Fox ascended the fixed rope and had to maneuver through a hole after some free climbing to reach the couple.
“We pulled up some warm clothes and water and heat packs,” Fox said, “and did a quick patient assessment to make sure they were coherent.”
The rescue crew got the Christiansens down and led them to the exit. Spencer Christiansen said it was full of water up to his neck, which is why he and his wife didn’t choose that route earlier.
“We thought for sure that wouldn’t be the way out,” he said.
Once the rescuers and the couple made the watery zigzag trek they still had some hiking to do before getting back above ground.
“At that point you’re still only halfway through,” Fox said.
The rescuers got the couple into some dry clothes, did a reassment and climbed the rest of the way out of the cave.
“Once we got them warmed up a little bit, they were just ready to get out of there,” Fox said.
Greeted by other Search and Rescue personnel and some horses at the exit, Christiansen said it was surreal as they started to sing “Happy Birthday” to him.
“All this stuff brings tears to my eyes,” he said.
Christiansen was carried on horseback to the Darby Canyon trailhead and his wife walked to where his family and his wife’s family were waiting for them.
“It was pretty cool,” he said. “It was also embarrassing.”
The caves are mazelike and mostly unmapped, Teton County Search and Rescue Supervisor Jess King said, and they are constantly changing, making them dangerous even for the most experienced spelunkers.
“It’s a very technical and physically demanding endeavor,” King said. “The stream that flows through it can change where it flows, and rockfall from the ceiling happens every year, so you can get passages that open up that were never there before and some get closed off. It’s an active cave.”
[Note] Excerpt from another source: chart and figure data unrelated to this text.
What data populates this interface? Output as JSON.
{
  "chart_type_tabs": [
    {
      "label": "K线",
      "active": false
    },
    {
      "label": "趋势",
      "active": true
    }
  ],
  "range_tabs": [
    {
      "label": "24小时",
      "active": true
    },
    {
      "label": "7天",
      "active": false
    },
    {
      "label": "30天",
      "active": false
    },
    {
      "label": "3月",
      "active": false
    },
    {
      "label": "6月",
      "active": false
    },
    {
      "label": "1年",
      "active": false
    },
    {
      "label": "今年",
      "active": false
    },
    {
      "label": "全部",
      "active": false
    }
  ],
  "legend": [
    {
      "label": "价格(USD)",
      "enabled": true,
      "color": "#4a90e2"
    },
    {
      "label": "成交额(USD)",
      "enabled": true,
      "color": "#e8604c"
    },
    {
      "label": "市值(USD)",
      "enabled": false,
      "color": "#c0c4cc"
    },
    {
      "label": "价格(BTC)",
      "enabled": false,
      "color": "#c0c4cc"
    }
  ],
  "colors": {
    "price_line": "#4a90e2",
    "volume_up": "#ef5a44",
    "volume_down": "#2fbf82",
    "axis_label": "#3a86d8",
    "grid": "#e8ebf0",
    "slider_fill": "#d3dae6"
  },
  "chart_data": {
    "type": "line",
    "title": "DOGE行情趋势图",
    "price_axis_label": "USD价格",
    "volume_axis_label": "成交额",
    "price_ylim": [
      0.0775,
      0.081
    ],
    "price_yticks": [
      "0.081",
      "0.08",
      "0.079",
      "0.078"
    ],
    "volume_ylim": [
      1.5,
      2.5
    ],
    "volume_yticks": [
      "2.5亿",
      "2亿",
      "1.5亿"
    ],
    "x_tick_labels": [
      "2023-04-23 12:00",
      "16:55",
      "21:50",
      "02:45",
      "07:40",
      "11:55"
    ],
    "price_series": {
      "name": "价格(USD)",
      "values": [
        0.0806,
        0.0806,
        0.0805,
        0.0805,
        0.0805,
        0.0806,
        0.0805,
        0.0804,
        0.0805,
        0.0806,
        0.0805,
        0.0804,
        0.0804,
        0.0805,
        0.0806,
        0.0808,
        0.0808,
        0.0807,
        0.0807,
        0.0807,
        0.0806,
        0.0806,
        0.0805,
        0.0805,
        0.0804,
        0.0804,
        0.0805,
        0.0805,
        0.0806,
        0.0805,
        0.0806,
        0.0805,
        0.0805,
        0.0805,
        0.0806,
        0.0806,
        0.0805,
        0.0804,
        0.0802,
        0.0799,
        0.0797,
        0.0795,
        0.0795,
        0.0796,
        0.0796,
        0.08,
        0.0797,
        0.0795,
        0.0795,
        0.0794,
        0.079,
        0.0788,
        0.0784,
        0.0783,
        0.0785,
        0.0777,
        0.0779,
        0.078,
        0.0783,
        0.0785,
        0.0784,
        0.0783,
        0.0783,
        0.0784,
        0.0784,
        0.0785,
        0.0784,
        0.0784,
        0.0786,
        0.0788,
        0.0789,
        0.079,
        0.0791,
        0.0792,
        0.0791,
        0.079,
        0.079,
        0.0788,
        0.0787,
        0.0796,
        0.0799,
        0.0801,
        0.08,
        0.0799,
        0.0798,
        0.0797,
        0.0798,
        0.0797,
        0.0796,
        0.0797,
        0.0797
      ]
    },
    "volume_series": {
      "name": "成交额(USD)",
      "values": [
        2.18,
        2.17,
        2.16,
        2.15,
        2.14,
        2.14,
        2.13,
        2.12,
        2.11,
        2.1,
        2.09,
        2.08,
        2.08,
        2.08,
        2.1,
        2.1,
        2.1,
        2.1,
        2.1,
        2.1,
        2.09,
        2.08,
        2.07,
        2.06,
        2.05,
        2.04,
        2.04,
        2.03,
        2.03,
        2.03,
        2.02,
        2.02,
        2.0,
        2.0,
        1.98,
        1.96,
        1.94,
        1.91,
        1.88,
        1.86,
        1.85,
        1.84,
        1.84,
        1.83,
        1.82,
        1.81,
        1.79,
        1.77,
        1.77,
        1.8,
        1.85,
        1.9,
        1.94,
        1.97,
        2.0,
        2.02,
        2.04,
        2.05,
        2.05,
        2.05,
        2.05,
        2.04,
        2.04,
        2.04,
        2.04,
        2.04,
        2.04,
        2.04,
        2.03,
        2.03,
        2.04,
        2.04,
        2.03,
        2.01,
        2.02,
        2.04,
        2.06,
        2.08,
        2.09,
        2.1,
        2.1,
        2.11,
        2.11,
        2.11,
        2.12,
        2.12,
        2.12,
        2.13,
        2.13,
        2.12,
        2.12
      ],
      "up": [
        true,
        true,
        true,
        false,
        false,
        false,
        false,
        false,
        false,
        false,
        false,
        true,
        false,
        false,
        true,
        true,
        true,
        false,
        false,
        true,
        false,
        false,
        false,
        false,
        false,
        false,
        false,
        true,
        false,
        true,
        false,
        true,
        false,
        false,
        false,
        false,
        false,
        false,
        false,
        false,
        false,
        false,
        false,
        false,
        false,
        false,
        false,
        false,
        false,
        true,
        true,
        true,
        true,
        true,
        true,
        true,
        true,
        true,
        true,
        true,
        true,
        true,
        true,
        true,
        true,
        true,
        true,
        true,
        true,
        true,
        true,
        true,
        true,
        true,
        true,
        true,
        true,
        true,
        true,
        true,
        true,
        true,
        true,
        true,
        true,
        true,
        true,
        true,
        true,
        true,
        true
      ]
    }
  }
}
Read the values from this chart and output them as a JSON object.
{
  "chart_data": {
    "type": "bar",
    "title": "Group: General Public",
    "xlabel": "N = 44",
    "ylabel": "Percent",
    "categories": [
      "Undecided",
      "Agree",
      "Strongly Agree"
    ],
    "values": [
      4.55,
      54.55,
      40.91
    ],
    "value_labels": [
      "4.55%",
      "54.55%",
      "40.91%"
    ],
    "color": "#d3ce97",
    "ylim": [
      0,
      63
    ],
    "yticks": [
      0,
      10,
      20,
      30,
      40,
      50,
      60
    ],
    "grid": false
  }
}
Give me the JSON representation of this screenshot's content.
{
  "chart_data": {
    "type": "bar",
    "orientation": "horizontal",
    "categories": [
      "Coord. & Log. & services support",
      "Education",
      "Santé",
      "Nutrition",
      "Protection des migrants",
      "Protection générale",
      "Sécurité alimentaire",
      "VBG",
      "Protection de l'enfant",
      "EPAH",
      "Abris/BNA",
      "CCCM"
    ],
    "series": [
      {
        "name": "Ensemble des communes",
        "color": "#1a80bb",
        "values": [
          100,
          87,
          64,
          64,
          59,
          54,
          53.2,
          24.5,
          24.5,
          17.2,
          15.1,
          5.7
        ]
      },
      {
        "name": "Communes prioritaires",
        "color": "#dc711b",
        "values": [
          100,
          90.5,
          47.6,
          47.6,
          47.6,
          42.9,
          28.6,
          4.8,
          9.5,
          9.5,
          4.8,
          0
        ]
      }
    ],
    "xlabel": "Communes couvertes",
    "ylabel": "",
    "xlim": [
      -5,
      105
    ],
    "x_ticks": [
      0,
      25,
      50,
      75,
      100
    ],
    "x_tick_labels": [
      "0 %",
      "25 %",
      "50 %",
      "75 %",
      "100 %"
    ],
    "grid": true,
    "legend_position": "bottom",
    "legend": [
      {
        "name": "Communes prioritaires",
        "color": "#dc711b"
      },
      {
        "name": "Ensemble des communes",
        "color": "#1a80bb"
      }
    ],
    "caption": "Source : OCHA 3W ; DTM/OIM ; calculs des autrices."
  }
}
Maps are hard to come by because rescuers worry published routes will make the caves seem more accessible to amateurs.
But information Christiansen found online was deceiving, he said. He and his wife thought they would be hiking only about 2 miles underground but ended up hiking closer to 8 miles just trying to find the right passageways.
“I hope the public can take that information and make educated decisions,” King said.
Search and Rescue personnel train in the cave each summer because the chances of rescues are high. This is the second mission there this summer.
It took 20 volunteers to successfully get the Christiansens to safety, King said, and more than 15 hours, with some rescuers underground for a large portion of that.
“We needed every single person who was there,” she said. “It’s a very demanding search. I’m just grateful we got to those people when we did.”
It was a birthday Christiansen won’t forget, he said.
“I would love to do it again,” he said. “If I could plan it for a whole month and could take enough water and food, now that I know. It was the most beautiful and amazing cave I’ve ever been through.”